Wanderung um den Lehnitzsee Teil 2

Osterwanderung 1905: Durch die Oranienburger Neustadt um den Lehnitzsee zum Bahnhof Lehnitz. Teil 2. Über den Stintgraben bis zum Lehnitzfließ (für Teil 1 hier klicken).

Von Bodo Becker

Die Schmachtenhagener Chaussee überquert einen Entwässerungsgraben, der von den links gelegenen Ländereien (ehemaligen Karpfenteichen) kommend seinen Weg in den Lehnitzsee nimmt. Dahinter verlassen sie die Straße nach rechts auf einen schmalen Fußweg. Der verläuft auf einer Sicheldüne am Seeufer entlang. Plötzlich ein steiler Abfall, der Uferweg ist sumpfig geworden, ein hölzerner Steig lässt sie den erreichten Stintgraben überwinden. Seinen Namen hat er von den Stinten, die hier ihren Laich ablegen. Das schnell fließende Frühlingswasser aus dem Grabowsee hat an der Seemündung einen sichtbaren Kegel aus Sand angeschwemmt. Wendet man sich nach links, so schaut man in den prächtigen Laubwald des kaiserlichen Hofjagdreviers. Der Ausläufer einer Binnendüne lässt den Weg wieder ansteigen und ermöglicht einen weiten Blick über den Lehnitzsee.

Auf dem dunkelblauen Wasserspiegel, umrahmt von einem dichten Schilfgürtel, brechen sich die Sonnenstrahlen. Zwischen den Baumwipfeln sind rote Dächer und der Oranienburger Kirchturm sichtbar; in der Ferne verkehren einige Segel- und Motorboote. Es geht weiter auf einer Waldstraße bis zum Ortseingang des Gutsbezirks Lehnitz.

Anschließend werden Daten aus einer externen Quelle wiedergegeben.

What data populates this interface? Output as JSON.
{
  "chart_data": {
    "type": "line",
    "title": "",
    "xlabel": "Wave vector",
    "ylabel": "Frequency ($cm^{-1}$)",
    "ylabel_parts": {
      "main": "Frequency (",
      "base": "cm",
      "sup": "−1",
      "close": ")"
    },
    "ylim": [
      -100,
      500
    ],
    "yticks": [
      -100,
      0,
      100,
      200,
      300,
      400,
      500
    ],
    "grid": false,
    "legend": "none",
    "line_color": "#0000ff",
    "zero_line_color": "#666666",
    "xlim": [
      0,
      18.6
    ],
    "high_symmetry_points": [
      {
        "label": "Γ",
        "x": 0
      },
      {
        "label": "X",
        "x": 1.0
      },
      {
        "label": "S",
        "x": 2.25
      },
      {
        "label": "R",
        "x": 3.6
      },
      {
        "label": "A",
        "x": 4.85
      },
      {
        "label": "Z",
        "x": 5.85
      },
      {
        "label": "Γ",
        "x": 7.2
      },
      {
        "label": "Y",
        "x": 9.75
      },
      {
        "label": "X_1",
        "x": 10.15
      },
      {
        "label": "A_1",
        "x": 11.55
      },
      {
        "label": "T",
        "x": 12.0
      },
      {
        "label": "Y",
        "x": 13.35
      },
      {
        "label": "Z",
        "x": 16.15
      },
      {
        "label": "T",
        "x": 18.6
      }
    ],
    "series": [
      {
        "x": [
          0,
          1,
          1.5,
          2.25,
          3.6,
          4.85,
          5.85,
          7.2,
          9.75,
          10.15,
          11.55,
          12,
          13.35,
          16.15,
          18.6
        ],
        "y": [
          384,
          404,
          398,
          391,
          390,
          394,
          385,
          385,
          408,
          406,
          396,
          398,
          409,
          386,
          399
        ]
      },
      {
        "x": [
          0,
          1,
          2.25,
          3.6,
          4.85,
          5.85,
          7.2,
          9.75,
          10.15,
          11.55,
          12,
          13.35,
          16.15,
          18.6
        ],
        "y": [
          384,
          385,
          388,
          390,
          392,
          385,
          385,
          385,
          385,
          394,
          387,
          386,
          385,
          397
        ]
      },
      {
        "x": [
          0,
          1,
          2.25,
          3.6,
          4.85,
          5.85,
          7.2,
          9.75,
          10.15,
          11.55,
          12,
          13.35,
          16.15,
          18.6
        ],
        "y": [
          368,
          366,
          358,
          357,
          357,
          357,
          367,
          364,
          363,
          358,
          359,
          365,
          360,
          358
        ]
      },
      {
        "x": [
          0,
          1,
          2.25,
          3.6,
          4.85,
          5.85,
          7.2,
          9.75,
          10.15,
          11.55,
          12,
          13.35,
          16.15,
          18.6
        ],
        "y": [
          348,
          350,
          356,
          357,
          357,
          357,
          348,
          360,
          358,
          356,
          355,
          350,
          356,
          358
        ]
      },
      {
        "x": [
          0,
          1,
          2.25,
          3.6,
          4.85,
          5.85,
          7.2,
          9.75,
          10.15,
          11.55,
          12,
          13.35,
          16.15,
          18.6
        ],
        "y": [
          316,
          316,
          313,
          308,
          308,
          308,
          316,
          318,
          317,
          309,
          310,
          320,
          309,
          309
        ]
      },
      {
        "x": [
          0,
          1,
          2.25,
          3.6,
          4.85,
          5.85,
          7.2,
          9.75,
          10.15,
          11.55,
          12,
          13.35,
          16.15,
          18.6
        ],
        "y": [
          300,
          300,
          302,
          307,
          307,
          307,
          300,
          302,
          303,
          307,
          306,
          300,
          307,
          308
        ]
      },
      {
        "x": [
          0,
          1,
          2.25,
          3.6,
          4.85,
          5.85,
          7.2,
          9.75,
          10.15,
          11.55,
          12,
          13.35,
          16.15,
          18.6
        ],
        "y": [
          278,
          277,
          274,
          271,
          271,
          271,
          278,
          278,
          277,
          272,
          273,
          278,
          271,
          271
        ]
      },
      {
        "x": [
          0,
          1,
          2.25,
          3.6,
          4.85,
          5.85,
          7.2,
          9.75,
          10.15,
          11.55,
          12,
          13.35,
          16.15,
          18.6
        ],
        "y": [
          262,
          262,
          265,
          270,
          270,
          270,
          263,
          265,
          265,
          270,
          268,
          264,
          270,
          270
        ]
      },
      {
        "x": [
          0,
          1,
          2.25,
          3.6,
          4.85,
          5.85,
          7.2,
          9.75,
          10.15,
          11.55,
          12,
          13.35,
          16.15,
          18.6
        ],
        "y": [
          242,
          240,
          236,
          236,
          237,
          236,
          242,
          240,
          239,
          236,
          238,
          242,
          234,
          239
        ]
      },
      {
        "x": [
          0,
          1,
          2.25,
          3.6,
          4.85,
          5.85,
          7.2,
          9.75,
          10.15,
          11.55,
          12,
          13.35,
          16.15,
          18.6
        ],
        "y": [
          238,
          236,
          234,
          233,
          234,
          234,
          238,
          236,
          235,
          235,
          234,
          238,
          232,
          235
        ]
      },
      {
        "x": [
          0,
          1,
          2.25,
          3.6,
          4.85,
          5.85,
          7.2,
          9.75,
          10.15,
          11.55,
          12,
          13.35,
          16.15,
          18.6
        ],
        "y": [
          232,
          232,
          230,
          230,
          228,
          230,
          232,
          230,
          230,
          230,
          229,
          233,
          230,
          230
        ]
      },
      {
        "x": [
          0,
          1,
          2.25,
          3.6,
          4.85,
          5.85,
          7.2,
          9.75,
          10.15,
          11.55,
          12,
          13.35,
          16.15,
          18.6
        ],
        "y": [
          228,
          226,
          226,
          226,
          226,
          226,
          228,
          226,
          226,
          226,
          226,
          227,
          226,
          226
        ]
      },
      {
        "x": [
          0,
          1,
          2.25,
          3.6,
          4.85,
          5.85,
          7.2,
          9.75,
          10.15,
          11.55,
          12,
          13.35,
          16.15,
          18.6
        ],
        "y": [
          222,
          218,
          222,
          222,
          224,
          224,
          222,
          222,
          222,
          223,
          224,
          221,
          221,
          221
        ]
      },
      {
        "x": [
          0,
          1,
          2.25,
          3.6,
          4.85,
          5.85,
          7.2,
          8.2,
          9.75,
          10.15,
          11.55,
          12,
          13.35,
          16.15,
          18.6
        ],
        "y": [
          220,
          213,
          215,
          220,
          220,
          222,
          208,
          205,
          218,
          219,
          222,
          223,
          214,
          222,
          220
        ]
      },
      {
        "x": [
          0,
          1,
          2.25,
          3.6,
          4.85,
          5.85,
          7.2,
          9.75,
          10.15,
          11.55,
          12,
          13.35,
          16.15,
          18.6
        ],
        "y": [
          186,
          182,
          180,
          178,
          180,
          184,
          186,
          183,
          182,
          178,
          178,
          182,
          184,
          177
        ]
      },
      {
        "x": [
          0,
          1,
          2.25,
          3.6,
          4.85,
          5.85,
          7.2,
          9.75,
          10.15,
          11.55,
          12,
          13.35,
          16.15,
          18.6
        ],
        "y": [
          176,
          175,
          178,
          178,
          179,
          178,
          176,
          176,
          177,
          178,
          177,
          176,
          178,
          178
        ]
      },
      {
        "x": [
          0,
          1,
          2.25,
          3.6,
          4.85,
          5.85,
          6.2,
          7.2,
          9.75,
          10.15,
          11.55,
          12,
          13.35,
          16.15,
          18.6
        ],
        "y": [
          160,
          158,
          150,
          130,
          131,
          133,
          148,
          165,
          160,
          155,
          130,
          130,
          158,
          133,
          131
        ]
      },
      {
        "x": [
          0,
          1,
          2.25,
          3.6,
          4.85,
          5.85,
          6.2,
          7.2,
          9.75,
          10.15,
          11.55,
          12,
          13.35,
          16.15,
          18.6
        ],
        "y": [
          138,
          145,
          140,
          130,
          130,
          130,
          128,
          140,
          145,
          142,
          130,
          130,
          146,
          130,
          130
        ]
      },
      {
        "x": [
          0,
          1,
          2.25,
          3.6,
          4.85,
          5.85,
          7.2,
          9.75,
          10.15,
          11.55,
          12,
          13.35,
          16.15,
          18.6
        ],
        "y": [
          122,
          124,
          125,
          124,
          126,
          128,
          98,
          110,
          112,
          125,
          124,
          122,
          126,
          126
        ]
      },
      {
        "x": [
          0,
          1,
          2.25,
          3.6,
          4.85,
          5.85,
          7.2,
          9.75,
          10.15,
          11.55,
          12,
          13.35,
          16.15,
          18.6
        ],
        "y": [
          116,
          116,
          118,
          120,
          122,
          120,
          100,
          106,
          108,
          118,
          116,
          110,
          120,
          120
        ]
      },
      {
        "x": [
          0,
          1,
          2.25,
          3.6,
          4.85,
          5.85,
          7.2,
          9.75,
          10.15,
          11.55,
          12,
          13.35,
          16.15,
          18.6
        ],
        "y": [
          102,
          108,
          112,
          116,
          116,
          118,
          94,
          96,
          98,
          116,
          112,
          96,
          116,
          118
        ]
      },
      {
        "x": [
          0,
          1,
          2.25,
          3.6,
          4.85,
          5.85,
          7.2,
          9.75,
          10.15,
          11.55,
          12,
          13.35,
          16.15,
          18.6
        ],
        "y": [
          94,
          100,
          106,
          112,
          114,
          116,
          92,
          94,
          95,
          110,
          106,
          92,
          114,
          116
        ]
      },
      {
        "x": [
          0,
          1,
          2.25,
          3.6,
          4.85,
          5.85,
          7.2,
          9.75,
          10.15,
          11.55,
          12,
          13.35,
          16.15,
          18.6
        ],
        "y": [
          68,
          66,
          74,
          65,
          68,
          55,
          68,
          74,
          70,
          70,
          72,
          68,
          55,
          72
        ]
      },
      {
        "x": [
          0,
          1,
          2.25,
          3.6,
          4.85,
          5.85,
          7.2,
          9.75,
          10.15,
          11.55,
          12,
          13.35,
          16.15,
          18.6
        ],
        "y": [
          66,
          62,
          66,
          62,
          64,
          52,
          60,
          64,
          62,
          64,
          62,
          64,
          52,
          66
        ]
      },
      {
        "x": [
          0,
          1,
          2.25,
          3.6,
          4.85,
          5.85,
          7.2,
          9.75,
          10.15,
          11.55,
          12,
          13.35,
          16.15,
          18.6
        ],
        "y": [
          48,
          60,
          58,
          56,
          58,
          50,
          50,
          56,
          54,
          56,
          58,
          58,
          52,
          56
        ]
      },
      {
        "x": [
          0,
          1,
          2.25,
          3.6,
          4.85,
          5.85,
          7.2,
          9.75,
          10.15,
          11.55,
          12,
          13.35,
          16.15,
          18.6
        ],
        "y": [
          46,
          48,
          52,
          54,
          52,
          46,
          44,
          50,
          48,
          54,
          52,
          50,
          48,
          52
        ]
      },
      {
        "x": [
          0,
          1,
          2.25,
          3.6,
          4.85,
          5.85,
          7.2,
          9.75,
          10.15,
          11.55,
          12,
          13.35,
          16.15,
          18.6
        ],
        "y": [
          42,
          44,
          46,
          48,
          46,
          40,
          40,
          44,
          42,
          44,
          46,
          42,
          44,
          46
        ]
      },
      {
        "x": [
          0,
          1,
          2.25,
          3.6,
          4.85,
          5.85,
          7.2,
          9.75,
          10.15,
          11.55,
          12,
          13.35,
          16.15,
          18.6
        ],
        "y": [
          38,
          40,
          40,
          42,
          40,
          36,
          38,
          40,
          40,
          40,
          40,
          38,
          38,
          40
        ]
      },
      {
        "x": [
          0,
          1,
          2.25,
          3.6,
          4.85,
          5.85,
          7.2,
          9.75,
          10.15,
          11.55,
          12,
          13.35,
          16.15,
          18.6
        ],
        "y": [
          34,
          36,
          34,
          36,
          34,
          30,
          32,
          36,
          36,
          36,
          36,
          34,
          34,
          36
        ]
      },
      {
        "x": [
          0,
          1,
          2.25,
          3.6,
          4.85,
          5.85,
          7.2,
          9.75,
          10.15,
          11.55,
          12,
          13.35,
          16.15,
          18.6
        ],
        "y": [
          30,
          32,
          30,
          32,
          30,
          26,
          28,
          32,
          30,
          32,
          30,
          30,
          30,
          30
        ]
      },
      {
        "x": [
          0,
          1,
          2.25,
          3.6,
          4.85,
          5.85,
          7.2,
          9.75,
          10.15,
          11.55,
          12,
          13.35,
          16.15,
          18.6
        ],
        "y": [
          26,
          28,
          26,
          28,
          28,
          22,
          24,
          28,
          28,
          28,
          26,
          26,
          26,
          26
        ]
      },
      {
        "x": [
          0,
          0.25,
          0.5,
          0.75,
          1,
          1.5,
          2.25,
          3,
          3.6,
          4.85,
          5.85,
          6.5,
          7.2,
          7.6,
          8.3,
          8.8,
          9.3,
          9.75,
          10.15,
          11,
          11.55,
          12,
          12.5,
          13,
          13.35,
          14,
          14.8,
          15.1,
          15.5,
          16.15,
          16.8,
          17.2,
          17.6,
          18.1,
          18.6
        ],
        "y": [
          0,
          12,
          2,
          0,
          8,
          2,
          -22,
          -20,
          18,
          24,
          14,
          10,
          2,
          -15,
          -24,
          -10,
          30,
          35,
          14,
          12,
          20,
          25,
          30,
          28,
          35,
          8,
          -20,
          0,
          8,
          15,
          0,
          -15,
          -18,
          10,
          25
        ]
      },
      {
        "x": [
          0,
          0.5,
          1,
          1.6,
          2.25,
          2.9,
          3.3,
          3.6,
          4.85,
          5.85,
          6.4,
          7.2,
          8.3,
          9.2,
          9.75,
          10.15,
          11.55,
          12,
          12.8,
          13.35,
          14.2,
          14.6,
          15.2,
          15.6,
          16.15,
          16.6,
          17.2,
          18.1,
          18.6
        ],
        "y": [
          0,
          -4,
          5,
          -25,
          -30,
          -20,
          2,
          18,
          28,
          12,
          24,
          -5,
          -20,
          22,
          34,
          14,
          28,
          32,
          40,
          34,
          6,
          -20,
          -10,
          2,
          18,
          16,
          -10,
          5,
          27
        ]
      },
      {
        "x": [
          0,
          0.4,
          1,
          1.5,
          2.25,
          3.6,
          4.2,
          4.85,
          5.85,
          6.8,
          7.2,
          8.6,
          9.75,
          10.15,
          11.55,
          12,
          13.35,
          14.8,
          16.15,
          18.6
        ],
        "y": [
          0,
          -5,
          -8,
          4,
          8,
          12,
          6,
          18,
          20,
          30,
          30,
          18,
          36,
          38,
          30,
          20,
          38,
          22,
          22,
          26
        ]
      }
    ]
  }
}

Ins Auge fällt hier sofort das eindrucksvolle Gebäude des Jüdischen Genesungsheims Lehnitz an der Victoriastraße (Magnus-Hirschfeld-Straße). Seit fünf Jahren finden hier bedürftige Frauen und Kinder für einige Zeit Erholung. Von der ansonsten unbebauten Straße gelangt die Gruppe nach rechts abbiegend auf die Uferpromenade zum Hotelrestaurant Zum Seelöwen.

Mit einem Biergarten, Festsaal und Aussichtsturm ist es die größte Lokalität am Lehnitzsee. Hunderte Ausflugsgäste genießen in der freien Natur den Feiertag. An ihnen vorüber geht es weiter am See entlang in den Badeweg, wo sich das Seebad Lehnitz von 1893 befindet. In den nach Geschlecht getrennten Badebereichen können Wasserfreunde jeden Alters in züchtiger Badekleidung schwimmen und Spaß haben. Der mit Jugendstilmotiven versehene hölzerne Eingangsbereich beherbergt zusätzlich eine Gaststätte. Bei den Seminaristen besteht kein Badewunsch, so dass sie bald in die mit Eichenbäumen begrenzte Florastraße kommen. Die meisten Parzellen dieser schmalen Sandstraße sind noch unbebaut. Wenn man jedoch gebaut hat, dann haben sich die Bauherren mehrstöckige Villen mit Türmen und historischem Fassadenschmuck errichten lassen.

Besonders auffallend ist das ausladende Haus an der Ecke Kronprinzenstraße (Thomas-Müntzer-Straße). Zinnen, Türme, Balkone und romanische Fensterbögen geben der Pension und dem Café Seeschlösschen ein sehenswertes Gepräge. Nur wenige Minuten trennen nun die künftigen Volksschullehrer vom Ende ihrer Exkursion. An der Stehbierhalle am Bahnhof Lehnitz gibt es noch einen kurzen Aufenthalt mit Bockwurst und Fassbrause. Danach geht es über die Gleise der Nordbahn, vorbei am Restaurant Lehnitz-See zur Anlegestelle am kanalisierten Lehnitzfließ. Hier besteigen sie ein Elektroboot der Reederei von Fritz Kälber, das sie auf der Rückfahrt von einer Lehnitzsee-Rundfahrt zur Havel-Anlegestelle Louisenbad am Luisenplatz (Schlossplatz) bringt.